Пётр Андреевич поднялся от стола и, вздев руки, шагнул к окну.
— Ха-ха-ха… — неудержимо рвалось из его разверстого рта. У Меншикова лицо сморщилось, брови подпрыгнули, и он захохотал вслед за Толстым. И даже Гаврила Иванович не удержался, забулькал дребезжащим смехом. Щёки у него затряслись. Шафиров ударил по ляжкам ладонями, и уже не только зашеина, но всё лицо у него залилось алым. Выпячивая губы, словно дуя на горячие угли, он заблеял дискантом:
— Благодетель, вот благодетель… — и тоже зашёлся смехом. — Раньше-то где был, раньше…
Кампредон с явной растерянностью смотрел на русских. Веки его то взлетали, то падали и опять взлетали. В сей миг он был до смешного похож на сову, которая вдруг оказалась на ярком солнце и, ничего не видя и не понимая, таращилась на ослепивший её свет.
— Ха-ха-ха, — продолжал неудержимо хохотать Толстой.
— Хи-хи-хи, — дребезжал надтреснутым голосом Гаврила Иванович.
Меншиков вдруг оборвал смех и сказал плачущим голосом:
— Лифляндию, Лифляндию хотя бы отдал-то… А? Лифляндию, — и вновь захохотал.
Кампредон, по-прежнему моргая слепой совой, поднялся от стола.
Гаврила Иванович подступил к нему, ухватил за пуговицу.
— Постой, — сказал, — куда же ты?
— Я буду просить, — начал было француз, — его величество принять меня…
И тут Гаврила Иванович, оборотясь к своим дипломатам, сказал строго:
— Помолчите! — И вновь обратился к Кампредону. — Напрасно, — сказал, — ежели ничего иного предложить его величеству не можешь, то напрасно.
Француз, однако, напросился к царю Петру. И начал разговор так:
— Ваше величество, я угадываю, как возрастёт ваша слава, когда вы, проявляя великодушие, вернёте Швеции Лифляндию, Эстляндию, Выборг и иные завоёванные земли.
Царь Пётр долго смотрел на холёное лицо Кампредона.
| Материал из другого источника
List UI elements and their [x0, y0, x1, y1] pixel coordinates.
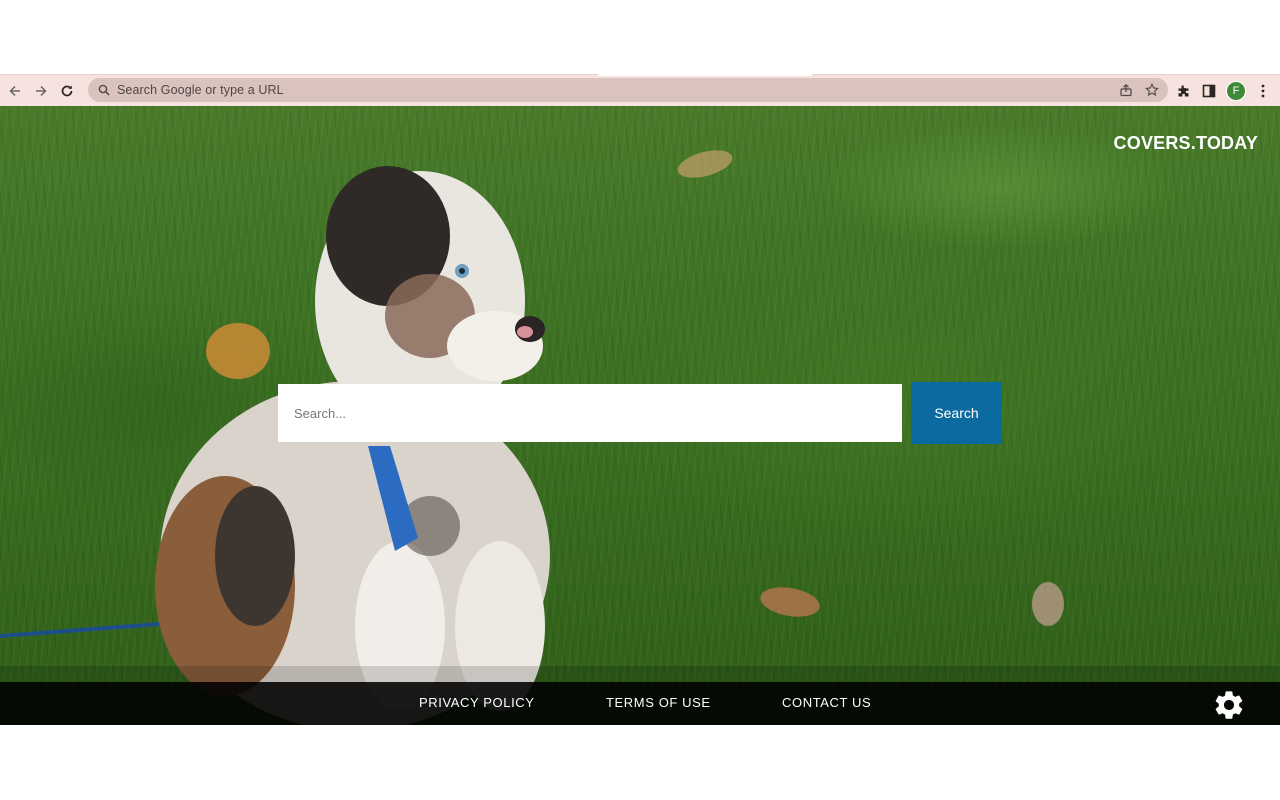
- share-icon[interactable]: [1118, 82, 1134, 98]
- side-panel-icon[interactable]: [1200, 82, 1218, 100]
- browser-toolbar: Search Google or type a URL F: [0, 74, 1280, 106]
- star-icon[interactable]: [1144, 82, 1160, 98]
- new-tab-page: COVERS.TODAY Search PRIVACY POLICY TERMS…: [0, 106, 1280, 725]
- window-top-area: [0, 0, 1280, 74]
- address-bar-placeholder: Search Google or type a URL: [117, 83, 284, 97]
- profile-avatar[interactable]: F: [1226, 81, 1246, 101]
- search-icon: [97, 83, 111, 97]
- gear-icon[interactable]: [1212, 688, 1246, 722]
- forward-arrow-icon[interactable]: [28, 78, 54, 104]
- address-bar[interactable]: Search Google or type a URL: [88, 78, 1168, 102]
- search-button[interactable]: Search: [911, 382, 1002, 444]
- search-input[interactable]: [278, 384, 902, 442]
- back-arrow-icon[interactable]: [2, 78, 28, 104]
- window-bottom-area: [0, 725, 1280, 800]
- reload-icon[interactable]: [54, 78, 80, 104]
- more-vert-icon[interactable]: [1254, 82, 1272, 100]
- tab-strip-edge: [598, 74, 812, 76]
- extensions-icon[interactable]: [1174, 82, 1192, 100]
- contact-us-link[interactable]: CONTACT US: [782, 695, 871, 710]
- brand-logo[interactable]: COVERS.TODAY: [1114, 133, 1258, 154]
- privacy-policy-link[interactable]: PRIVACY POLICY: [419, 695, 535, 710]
- footer-bar: PRIVACY POLICY TERMS OF USE CONTACT US: [0, 682, 1280, 725]
- terms-of-use-link[interactable]: TERMS OF USE: [606, 695, 711, 710]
Всегда быстрые, подвижные глаза царя на сей раз были до удивления неспешны, и казалось, стой сей миг перед ним не то что Кампредон, но и регент французский, король Георг, Ульрика-Элеонора или пушка выстрели за окном, они не сморгнут, не дрогнут, так как наполнявшая их мысль прилила из столь великих глубин, для которых внешние проявления не имели никакого значения.
Кампредон суетливо переступил с ноги на ногу, улыбнулся беспомощно, хотел было что-то сказать, но только шевельнул губами и вновь переступил лёгкими башмаками, словно стоял на горячем.
Ровным голосом царь Пётр сказал:
— Ради славы я охотно бы поступил так, как подсказывает господин посол, да вот только боюсь божьего гнева в случае, ежели отдам то, что стоит российскому народу стольких трудов, денег, пота и крови.
Вернувшись в Стокгольм, Кампредон заявил и шведам, и хлопотавшему при дворе Ульрики-Элеоноры английскому послу Картерету, что надо поскорее заключать мир.
— В войне ли или в мире, — сказал он, — но ежели царь Пётр проживёт ещё лет десять, его могущество сделается опасным даже для самых отдалённых держав. Хотя я малое время пробыл в Питербурхе, но достаточно могу судить, что царь Пётр осторожно поступает с нами единственно ради своих интересов и чтобы добиться своей цели, и как бы он ни принимал иностранцев — в дружеских ли сношениях, по делам ли торговли, — но они никогда не добьются от него никаких выгод, пока царь не убедится, что оные действия ему нужны.
30 августа 1721 года в финском городке Ништадте мир был подписан. Все требования русских были удовлетворены. Отныне Россия прочно стала на Балтике.
Небо над Москвой пылало в огнях фейерверка. С треском лопались ракеты, винтом взлетали хвостатые шутихи, взрывались огненными фонтанами гранаты. В широко распахнутых глазах запрокинутых к небу лиц отражались, истаивая, цветные звёзды. И били, били большие и малые колокола, крича медными языками:
— Победа! Победа! Победа!
Царь на празднование приехал в Москву. Столы накрывали в Грановитой палате в Кремле, затем царь пожелал объехать знатные московские дома и вот теперь многочисленной и шумной компанией прикатил в любимый старый дворец.
В Преображенском, расставленные по двору рядами, рявкали мортиры. Выбрасывали клубы дыма, откатывались, солдаты наваливались на пушчонки, с рук на руки перебрасывали картузы с порохом, совали без счёта в зевластые пушечные горла и торопились с зажжёнными фитилями.